De Sanite Bélair à Catherine Flon, en passant par Claire
heureuse jusqu’à Défilé (la folle), sans oublier madame Ertha Pascal-Trouillot
et tant d’autres femmes, l’histoire d’Haïti est marquée par de nombreuses
figures féminines, des héroïnes qui, chacune dans leurs temps, apportèrent
leurs extraordinaires contributions à la fondation ou à la sauvegarde de cette
prestigieuse patrie. Aujourd’hui encore elles sont nombreuses, sur toute
l’étendue du territoire national, à lutter corps et âme pour survivre sous le
joug d’un système qui ne projette aucune lueur d’espoir. Ces femmes, nous les
retrouvons dans tous les domaines de la vie nationale, mais celles que nous
voulons honorer aujourd’hui dans ce texte, ce sont les « madan
sara », celles que certains appellent les « héroïnes du quotidien
haïtien ».
Ces femmes se lèvent de très tôt et se couchent très tard.
Elles n’ont pas de congé. Elles ont une famille à nourrir, des enfants à
préparer pour l’école, des tâches ménagères à réaliser, bref de nombreuses
missions à accomplir quotidiennement. Elles laissent presque chaque jour leurs domiciles
pour aller soit au marché, soit à la campagne pour s’approvisionner en produits
agricoles, soit à la République voisine (ou d’autres pays de la Caraïbe) pour
acheter des produits qu’on aurait pu cultiver ou fabriquer chez nous.
Leurs journées sont souvent pénibles. Elles voyagent dans
des conditions infrahumaines, les unes sur les autres, coincées au milieu de
gros sacs de marchandises.

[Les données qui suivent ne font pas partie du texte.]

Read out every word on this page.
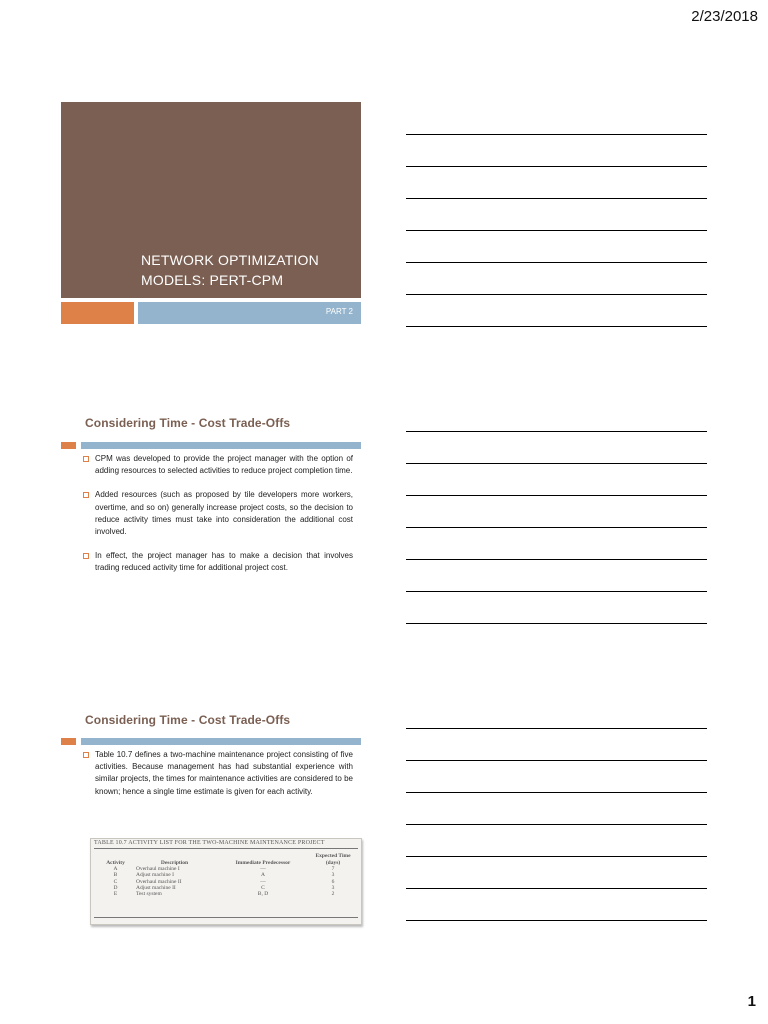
2/23/2018
NETWORK OPTIMIZATION
MODELS: PERT-CPM
PART 2
Considering Time - Cost Trade-Offs
CPM was developed to provide the project manager with the option of adding resources to selected activities to reduce project completion time.
Added resources (such as proposed by tile developers more workers, overtime, and so on) generally increase project costs, so the decision to reduce activity times must take into consideration the additional cost involved.
In effect, the project manager has to make a decision that involves trading reduced activity time for additional project cost.
Considering Time - Cost Trade-Offs
Table 10.7 defines a two-machine maintenance project consisting of five activities. Because management has had substantial experience with similar projects, the times for maintenance activities are considered to be known; hence a single time estimate is given for each activity.
TABLE 10.7 ACTIVITY LIST FOR THE TWO-MACHINE MAINTENANCE PROJECT
Activity	Description	Immediate Predecessor	Expected Time (days)
A	Overhaul machine I	—	7
B	Adjust machine I	A	3
C	Overhaul machine II	—	6
D	Adjust machine II	C	3
E	Test system	B, D	2
1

Les véhicules qui les transportent n’ont souvent aucune
différence avec ces parcs… (mieux vaut ne pas le dire). Elles affrontent la
canicule, la pluie, le vent, des routes cahoteuses et poussiéreuses, elles
affrontent parfois même des bandits qui leur exigent des rançons, et pire elles
subissent parfois des accidents. Elles ne bénéficient d’aucune vraie assistance
sociale de la part des autorités, elles doivent se débrouiller toutes seules. Mais,
elles n’abandonnent jamais, ce sont de vrais exemples de courage et de
détermination.
Ces femmes n’ont pas souvent un niveau académique élevé,
elles n’ont pas fait d’école de commerce ou d’administration, elles ne savent
pas (en théorie) les techniques de marketing, mais pourtant elles arrivent à écouler
leurs marchandises comme des vraies professionnelles. Qui ne se souvient pas de
ces paroles célèbres qu’elles utilisent pour attirer des clients ?

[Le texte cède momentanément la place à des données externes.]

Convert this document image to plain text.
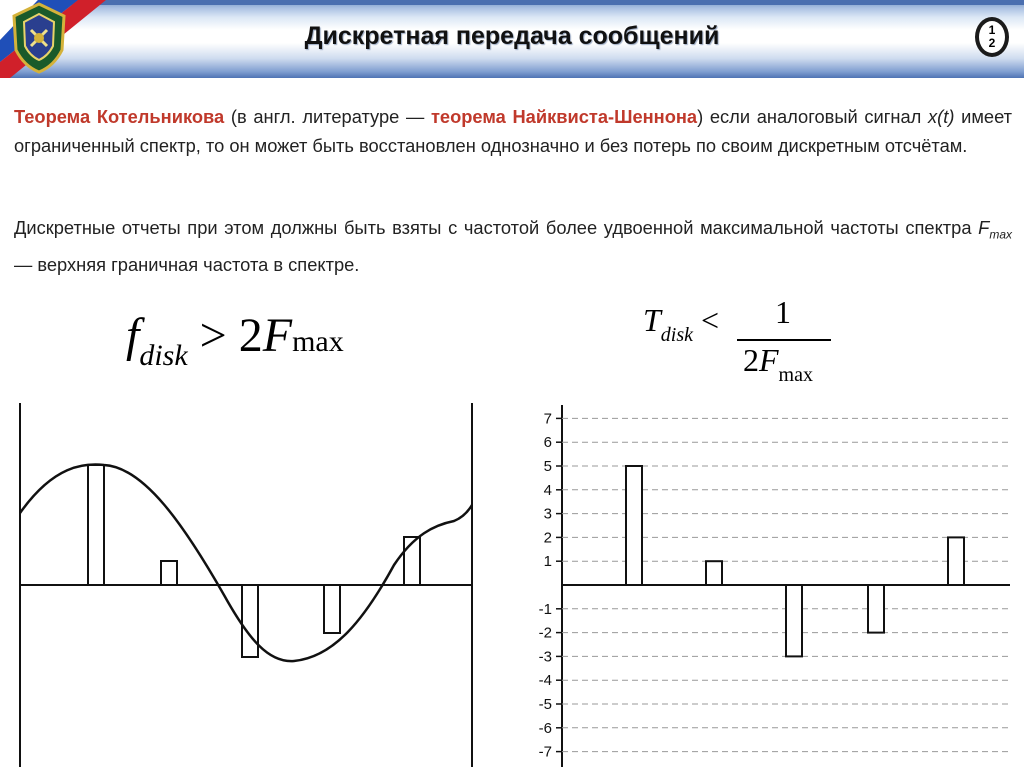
Дискретная передача сообщений	1
2
Теорема Котельникова (в англ. литературе — теорема Найквиста-Шеннона) если аналоговый сигнал x(t) имеет ограниченный спектр, то он может быть восстановлен однозначно и без потерь по своим дискретным отсчётам.
Дискретные отчеты при этом должны быть взяты с частотой более удвоенной максимальной частоты спектра $F_{max}$ — верхняя граничная частота в спектре.
$f_{disk} > 2Fmax$
$T_{disk}$ <	1
$2F_{max}$
7
6
5
4
3
2
1
-1
-2
-3
-4
-5
-6
-7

Pour écouler leurs marchandises, elles sont même prêtes à chanter comme des
oiseaux, d’ailleurs elles tirent leur nom de cet oiseau jaune et bruyant qu’on
appelle « madan sara ». Elles utilisent aussi des slogans amusants
pour charmer la clientèle, par exemple « sispann mande prete ». Grâce
à elles, beaucoup de familles arrivent à se nourrir, souvent à un prix
dérisoire. En gros, ces femmes haïtiennes sont des génies. Pour paraphraser un
texte que j’ai écrit pour la fête des Mères
en 2020 (posté sur Facebook), aucune œuvre artistique, littéraire,
philosophique ou scientifique ne peut décrire et expliquer ces créatures
merveilleuses (les « madan sara »). Elles acceptent de pleurer pour
que leurs enfants puissent sourire, elles acceptent de se salir afin que leurs
enfants soient toujours propres, elles acceptent de subir des humiliations pour
que leurs enfants soient honorés, bref souffrir pour que leurs familles
puissent se réjouir.
Souvent, après tant de péripéties, beaucoup d’entre elles
ont réussi, ou du moins leurs enfants ont réussi. Grâce aux sacs de patates, de
bananes et autres, leurs enfants sont devenus des ingénieurs, des psychologues,
des médecins, des agronomes, des infirmières, etc. Leurs enfants occupent
souvent des postes importants dans l’État, dans des institutions privées ou
internationales. Et elles en sont fières.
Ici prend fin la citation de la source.